Thursday, March 13, 2014

Savings 101: A New Graduate's Most Important Finance Lesson

Perhaps you just recently finished school; maybe you even gotten your first real job, you may think it’s a little early to start worrying about saving and investing what little money you have. Unfortunately, that couldn’t be further from the actual truth. No matter how you look at it, the earlier that begin putting money away, the more of a financial cushion you'll have later in life. Furthermore, learning how to distribute the money you have now will make make things far easier later in life if you, say, want to buy place to raise a family or planning to retire. Beginning great financial habits will always bring lasting rewards later in life. These beginner financial suggestions will hopefully help you find a bit of financial footing and start to invest in your future.

Have backup.

As you begin thinking of long-term professional goals, make sure you have already made a strategy set that is right for your immediate situation. In particular that includes taking care of any private or government, but one key to a financially secure future is to address debt before life gets even more frustrating. You don’t want your past debt looming over your head when you’re planning a family or putting a down payment on your first home.

Beyond paying off your student loan debt, it’s necessary to start putting aside an emergency savings fund. At some point in the future, you could have unexpected expenses. Things like medical bills and major home repairs happen; when they do happen, be pleased that you set something aside to cover it.

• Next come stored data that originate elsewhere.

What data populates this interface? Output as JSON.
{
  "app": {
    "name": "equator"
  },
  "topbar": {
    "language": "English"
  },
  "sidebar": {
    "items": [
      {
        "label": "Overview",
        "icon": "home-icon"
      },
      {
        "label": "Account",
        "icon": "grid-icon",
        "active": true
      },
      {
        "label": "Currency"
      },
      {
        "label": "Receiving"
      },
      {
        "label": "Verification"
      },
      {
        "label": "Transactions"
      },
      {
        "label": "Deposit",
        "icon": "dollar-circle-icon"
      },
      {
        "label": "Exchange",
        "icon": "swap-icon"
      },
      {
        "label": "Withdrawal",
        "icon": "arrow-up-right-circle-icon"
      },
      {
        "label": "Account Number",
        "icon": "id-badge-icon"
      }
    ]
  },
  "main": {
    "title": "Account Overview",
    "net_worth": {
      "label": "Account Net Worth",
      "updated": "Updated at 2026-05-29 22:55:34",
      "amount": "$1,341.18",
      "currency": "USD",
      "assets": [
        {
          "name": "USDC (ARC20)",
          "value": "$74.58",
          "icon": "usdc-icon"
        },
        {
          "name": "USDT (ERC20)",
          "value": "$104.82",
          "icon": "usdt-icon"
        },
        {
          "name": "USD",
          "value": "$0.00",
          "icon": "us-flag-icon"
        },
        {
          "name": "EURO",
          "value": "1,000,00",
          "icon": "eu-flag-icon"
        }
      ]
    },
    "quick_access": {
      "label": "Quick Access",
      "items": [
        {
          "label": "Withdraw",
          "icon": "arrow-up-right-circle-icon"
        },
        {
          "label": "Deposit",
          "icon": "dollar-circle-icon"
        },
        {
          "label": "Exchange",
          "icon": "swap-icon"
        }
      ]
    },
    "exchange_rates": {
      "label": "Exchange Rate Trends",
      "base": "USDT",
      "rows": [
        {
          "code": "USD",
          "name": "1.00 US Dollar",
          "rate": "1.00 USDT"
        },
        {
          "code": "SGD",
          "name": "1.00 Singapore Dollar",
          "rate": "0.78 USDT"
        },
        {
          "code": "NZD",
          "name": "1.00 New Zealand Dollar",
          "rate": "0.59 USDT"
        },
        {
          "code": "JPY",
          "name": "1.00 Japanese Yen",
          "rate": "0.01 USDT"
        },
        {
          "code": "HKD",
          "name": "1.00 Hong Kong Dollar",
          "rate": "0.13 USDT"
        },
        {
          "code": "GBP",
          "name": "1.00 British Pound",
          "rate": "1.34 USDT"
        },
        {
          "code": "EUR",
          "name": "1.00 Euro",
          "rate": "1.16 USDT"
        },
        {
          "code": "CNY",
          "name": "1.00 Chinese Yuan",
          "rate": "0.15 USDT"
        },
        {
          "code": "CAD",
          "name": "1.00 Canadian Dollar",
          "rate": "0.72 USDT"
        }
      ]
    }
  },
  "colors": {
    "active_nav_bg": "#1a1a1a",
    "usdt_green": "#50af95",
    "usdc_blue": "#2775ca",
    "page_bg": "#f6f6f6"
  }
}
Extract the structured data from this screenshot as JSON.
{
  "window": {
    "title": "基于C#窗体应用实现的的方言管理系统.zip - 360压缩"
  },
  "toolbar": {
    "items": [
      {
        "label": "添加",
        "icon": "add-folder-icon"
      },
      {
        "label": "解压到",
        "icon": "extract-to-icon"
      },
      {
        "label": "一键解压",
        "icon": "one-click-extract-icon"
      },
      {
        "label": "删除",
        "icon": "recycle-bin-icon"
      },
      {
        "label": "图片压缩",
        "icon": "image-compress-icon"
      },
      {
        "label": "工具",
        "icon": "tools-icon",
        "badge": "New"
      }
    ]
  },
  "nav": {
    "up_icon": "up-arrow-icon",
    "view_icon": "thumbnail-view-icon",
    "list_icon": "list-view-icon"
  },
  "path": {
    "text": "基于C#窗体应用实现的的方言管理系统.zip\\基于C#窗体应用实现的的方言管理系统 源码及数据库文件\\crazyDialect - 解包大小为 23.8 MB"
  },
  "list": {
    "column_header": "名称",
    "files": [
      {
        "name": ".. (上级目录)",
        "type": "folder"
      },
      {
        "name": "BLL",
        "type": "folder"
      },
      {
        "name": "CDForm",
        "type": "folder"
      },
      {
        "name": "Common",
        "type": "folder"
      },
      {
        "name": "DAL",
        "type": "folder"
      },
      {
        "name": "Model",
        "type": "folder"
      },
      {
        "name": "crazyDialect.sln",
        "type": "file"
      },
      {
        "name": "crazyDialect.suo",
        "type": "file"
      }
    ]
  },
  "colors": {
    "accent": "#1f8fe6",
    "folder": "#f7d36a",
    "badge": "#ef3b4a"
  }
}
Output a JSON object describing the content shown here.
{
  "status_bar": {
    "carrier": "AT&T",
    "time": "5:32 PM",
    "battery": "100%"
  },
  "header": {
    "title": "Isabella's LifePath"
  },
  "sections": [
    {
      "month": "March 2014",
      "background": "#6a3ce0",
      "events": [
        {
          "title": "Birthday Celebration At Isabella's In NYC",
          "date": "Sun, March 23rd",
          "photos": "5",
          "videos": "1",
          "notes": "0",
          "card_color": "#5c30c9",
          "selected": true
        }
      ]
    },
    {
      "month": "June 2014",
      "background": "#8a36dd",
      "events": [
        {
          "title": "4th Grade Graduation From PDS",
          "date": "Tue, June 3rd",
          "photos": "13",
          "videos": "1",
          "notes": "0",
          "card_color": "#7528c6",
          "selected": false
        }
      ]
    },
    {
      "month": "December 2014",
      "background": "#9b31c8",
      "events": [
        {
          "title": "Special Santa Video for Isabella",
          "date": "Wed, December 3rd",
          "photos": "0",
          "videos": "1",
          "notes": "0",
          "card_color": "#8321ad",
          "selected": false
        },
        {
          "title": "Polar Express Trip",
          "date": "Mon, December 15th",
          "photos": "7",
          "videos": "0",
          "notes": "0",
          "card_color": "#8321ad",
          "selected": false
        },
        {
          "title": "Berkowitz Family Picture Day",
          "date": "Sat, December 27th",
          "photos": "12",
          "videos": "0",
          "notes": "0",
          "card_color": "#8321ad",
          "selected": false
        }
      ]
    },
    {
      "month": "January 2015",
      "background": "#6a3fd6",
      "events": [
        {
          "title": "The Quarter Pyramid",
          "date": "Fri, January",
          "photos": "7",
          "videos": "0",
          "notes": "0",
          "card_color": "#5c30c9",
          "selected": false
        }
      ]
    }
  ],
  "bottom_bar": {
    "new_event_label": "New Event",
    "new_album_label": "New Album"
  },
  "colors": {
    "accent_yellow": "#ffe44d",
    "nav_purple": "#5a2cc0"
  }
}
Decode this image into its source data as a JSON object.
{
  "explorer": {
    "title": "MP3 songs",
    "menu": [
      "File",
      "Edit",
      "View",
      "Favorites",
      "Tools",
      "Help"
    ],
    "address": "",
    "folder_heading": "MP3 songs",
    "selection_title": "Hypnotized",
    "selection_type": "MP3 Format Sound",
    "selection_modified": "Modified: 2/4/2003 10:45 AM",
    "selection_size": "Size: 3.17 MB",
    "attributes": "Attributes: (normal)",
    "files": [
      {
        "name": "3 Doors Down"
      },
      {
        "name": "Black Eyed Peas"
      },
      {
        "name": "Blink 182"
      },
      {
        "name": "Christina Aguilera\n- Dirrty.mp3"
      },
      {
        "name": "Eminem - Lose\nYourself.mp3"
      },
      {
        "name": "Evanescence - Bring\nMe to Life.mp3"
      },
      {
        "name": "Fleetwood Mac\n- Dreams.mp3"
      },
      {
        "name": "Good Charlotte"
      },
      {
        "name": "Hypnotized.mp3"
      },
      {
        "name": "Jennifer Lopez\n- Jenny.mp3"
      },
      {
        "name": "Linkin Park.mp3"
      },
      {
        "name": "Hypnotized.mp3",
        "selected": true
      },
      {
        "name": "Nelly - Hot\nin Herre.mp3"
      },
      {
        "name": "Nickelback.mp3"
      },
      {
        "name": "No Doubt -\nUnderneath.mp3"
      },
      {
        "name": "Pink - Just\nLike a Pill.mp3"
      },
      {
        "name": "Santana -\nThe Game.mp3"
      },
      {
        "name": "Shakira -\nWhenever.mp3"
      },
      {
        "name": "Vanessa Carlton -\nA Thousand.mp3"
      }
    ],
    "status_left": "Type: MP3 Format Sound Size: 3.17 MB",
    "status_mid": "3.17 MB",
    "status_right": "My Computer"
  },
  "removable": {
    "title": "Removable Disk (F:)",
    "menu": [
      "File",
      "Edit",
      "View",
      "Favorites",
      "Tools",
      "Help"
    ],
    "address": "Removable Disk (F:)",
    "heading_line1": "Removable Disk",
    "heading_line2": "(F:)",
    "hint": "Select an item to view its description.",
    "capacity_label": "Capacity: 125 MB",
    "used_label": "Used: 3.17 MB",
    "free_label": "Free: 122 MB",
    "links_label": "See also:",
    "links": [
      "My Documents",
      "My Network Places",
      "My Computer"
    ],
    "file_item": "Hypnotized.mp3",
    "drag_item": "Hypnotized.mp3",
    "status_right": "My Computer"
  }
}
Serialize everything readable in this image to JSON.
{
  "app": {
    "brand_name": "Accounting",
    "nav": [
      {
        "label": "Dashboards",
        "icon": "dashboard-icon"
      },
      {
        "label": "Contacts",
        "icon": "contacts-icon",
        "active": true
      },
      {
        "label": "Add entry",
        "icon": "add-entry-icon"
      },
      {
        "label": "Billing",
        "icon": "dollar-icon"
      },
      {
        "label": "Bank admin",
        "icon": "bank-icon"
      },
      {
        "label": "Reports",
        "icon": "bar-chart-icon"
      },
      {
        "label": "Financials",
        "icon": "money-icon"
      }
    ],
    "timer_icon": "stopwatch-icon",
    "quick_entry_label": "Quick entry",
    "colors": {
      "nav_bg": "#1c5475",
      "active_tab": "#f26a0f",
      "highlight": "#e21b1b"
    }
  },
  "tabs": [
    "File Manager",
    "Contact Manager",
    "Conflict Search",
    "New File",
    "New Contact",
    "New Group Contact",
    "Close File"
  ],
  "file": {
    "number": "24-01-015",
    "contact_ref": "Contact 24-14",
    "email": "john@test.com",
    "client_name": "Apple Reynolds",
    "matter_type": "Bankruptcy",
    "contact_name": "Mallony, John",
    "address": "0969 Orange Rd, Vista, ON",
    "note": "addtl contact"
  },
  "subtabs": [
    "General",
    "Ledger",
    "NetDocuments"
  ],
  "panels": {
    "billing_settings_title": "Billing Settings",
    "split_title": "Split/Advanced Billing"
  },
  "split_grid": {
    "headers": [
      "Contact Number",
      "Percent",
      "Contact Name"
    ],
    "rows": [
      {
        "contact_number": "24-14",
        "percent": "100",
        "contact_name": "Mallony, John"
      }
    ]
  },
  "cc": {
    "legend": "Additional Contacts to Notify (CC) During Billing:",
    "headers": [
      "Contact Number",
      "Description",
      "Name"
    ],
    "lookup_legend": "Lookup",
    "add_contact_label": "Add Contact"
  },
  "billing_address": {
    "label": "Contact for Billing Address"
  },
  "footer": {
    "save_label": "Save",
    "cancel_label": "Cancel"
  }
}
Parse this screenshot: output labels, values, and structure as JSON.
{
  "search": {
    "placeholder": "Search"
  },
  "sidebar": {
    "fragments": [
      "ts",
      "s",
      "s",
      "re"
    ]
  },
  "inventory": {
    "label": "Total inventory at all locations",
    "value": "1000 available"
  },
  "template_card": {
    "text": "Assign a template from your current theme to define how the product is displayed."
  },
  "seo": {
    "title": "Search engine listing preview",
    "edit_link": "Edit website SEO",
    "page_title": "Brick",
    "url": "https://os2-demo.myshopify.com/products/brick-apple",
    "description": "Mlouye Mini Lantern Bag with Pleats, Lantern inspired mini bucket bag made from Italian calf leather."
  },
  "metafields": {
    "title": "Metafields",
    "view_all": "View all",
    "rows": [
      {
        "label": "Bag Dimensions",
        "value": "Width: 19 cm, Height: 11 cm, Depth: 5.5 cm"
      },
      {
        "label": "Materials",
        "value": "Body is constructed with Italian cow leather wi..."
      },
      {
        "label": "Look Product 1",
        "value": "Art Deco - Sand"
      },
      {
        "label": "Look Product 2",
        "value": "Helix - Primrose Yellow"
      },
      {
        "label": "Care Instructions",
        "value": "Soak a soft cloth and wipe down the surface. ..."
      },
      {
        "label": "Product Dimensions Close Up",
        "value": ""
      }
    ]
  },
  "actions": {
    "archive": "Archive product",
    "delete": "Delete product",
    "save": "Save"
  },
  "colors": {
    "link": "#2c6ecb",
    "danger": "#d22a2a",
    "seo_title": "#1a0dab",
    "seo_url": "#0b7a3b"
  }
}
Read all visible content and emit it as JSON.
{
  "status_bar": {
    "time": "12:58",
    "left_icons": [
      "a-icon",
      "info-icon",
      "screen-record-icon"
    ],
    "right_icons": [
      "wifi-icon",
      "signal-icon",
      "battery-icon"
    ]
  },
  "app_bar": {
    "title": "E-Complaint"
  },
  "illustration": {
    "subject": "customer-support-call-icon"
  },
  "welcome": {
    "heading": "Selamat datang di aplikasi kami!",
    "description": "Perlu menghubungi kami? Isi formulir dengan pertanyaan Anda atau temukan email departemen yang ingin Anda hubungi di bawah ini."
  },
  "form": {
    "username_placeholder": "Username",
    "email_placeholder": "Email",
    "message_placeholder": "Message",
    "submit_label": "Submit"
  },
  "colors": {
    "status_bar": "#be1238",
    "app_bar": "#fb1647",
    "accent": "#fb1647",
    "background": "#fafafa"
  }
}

What are your future goals?

Most millenials don't already have their entire lives figured out, it's not unlikely that you've got a feel for your biggest interests and priorities. If you plan to travel the world before you have any serious adult responsibilities, your saving tendencies will look a lot different than those of a person whose goal is to retire early. Visualizing your professional goals will help a person identify how much he/she needs to put away every week. Some Experts have even advised young people to save up to 1/3 of their paychecks, while others say that putting aside at minimum 10 percent is a good way to get into the habit of saving. Whatever amount you decide fits into your budget, be sure to put away money for whatever your ultimate financial goals are (from retiring early, to buying a car, to paying off debt) on a monthly basis so that none of your goals are overlooked.

The benefit of early saving habits is that you won’t start getting used to a type of living that becomes too expensive. It’s always far easier to start modest and work toward a more extravagant life than it is to stop using what you used to love.